Kurze Zeit später war »ringl+pit« geboren, die ungewöhnliche Arbeits-, Wohn- und Liebesgemeinschaft, die selbst im – partiell – liberalen Berlin als Rarität gilt. Anfangs stellt Auerbach, abgebrochene Bildhauerei-Studentin, die zwei Jahre ältere Stern auf einen mächtigen Sockel. Als elegantes, stets weltfrauisch in Pelz und Handtasche gehülltes Wesen, als »vielleicht … erste der vielen ‚Mutter-Figuren‘, denen ich lebenslang nachstellte« (zit. n. Graeve Ingelmann, S. 27).
Die selbstunsichere Auerbach sucht nach Vorbildern. Und in Stern wähnt sie den Inbegriff der autarken, emanzipierten Frau. In ihrem eigens zu Sterns 27. Geburtstag gefertigtem Album »Ringlpitis« (ein Band mit Gedichten und Illustrationen zum gemeinsamen, jenseits bürgerlicher moralischer Norm gesettelten Alltag) präsentiert sie Stern als besonnenen, bisweilen dominanten »Kraftmenschen«. Sich selbst als »Das fliegende Etwas«. »Ringl war viel ernster als ich, viel seriöser. Ich war frivolöser«, betont Auerbach noch als Seniorin (zit. n. Sykora, S. 93). Nach den ersten zügellosen Idealisierungen kommt es zu einer »gleichwertigen, begeisterten Zusammenarbeit«. Und zu einer lebenslangen Freundschaft. »The best friend I ever had«, bestätigt auch Stern (zit. n. Valdevieso, S. 212) – obwohl beide seit den ausgehenden 1930er Jahren tausende Meilen voneinander getrennt leben: Stern in Buenos Aires. Auerbach in New York.
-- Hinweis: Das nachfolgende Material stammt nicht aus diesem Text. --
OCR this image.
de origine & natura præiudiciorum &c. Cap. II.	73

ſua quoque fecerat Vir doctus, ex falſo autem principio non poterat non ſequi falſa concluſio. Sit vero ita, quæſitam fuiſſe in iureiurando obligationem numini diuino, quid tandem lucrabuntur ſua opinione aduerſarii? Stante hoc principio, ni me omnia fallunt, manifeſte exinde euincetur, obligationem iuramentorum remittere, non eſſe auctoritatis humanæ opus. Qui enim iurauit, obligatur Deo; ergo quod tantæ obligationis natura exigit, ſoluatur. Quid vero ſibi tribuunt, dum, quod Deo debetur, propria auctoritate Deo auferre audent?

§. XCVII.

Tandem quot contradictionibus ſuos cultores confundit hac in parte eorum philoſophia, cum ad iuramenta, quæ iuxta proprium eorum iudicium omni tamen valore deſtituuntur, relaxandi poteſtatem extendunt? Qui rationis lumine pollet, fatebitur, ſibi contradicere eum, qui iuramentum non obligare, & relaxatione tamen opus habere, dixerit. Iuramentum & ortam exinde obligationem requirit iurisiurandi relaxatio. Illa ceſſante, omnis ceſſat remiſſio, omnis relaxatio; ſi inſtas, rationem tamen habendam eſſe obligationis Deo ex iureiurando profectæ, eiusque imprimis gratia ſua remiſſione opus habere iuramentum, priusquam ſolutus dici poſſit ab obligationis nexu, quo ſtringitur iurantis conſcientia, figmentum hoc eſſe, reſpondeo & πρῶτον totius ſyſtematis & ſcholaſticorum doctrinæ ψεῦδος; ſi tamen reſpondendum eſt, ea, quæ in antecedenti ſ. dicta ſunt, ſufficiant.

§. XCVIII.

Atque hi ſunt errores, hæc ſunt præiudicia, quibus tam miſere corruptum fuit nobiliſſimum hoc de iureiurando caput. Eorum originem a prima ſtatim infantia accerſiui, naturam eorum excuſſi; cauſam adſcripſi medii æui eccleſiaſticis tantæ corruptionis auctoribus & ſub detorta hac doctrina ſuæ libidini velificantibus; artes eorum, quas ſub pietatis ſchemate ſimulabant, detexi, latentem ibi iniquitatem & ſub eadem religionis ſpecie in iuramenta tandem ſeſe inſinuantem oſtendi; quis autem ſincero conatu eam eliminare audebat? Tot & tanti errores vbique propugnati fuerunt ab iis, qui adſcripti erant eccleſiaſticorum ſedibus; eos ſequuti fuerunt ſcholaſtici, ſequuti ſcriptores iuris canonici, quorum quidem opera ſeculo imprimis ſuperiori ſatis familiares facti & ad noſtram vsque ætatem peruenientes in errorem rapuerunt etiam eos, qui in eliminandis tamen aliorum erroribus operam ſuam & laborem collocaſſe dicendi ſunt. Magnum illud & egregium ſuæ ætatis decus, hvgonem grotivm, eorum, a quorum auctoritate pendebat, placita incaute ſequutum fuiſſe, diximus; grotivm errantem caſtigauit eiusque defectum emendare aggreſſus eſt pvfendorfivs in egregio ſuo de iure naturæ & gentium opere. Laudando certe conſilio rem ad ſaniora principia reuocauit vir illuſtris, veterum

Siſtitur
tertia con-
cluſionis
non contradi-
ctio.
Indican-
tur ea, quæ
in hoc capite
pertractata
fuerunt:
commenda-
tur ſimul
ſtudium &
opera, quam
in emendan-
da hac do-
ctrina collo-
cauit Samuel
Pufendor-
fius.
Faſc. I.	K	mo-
»…nicht schmeicheln, sondern charakterisieren«: Künstlerische Ideale
Stern gilt als die handwerklich versiertere, analytischere. Auerbach als die parodistischere, spontanere. Das Gros ihrer Aufnahmen, vornehmlich Sach- und Portraitfotos, aber verrät keine Federführung. Sie teilen ihre künstlerischen Ziele, verteufeln die damals begehrten, überzogenen Hell-Dunkel-Kontraste. Sie wollen nicht »mit dem Hammer fotografieren« (Auerbach, zit. n. Emigriert, o.S.), arbeiten sich durch unzählige Graustufen. Walter Peterhans‘ gestrenger neusachlicher Blick – Stern nimmt weiterhin Unterrichtsstunden bei ihm am Bauhaus – bildet die allesbestimmende Basis. »Er hat uns Sehen gelehrt« (zit. n. ringl + pit, S. 11), »…nicht schmeicheln, sondern charakterisieren« (zit. n. Kranz) möchten sie. Strikt neusachlichkeits-getreu, verpönen sie Retusche und Blitz, inszenieren akribisch jedes Detail: Hier ein Stück Gewebe, dort ein halblinks gedrehter Handschuh. Auffallend häufig portraitieren sie ihre Mitmenschen liegend: Wegen der bohrend langen Belichtungszeiten.
ringl+pit laborieren minutiös am neuen Blick auf altgewohnte Materie: Alltägliches, scheinbar Nebensächliches, stellen sie auf den Kopf – zuweilen buchstäblich, wie beim sog. »Fragment« (1929), einem umgedrehten, verstümmelten Puppentorso. Die damals ihren Siegeszug antretende Reportagefotografie, das Bedienen des Auslösers im Sekundentakt, ist nicht ihr Ding. »Was ich nicht fotografiert habe, sind Sachen, zu denen man sich sehr schnell entschließen musste« (zit. n. Lerch), sagt Stern. Außenaufnahmen erstellen die beiden selten. Und wenn, stets menschenleer.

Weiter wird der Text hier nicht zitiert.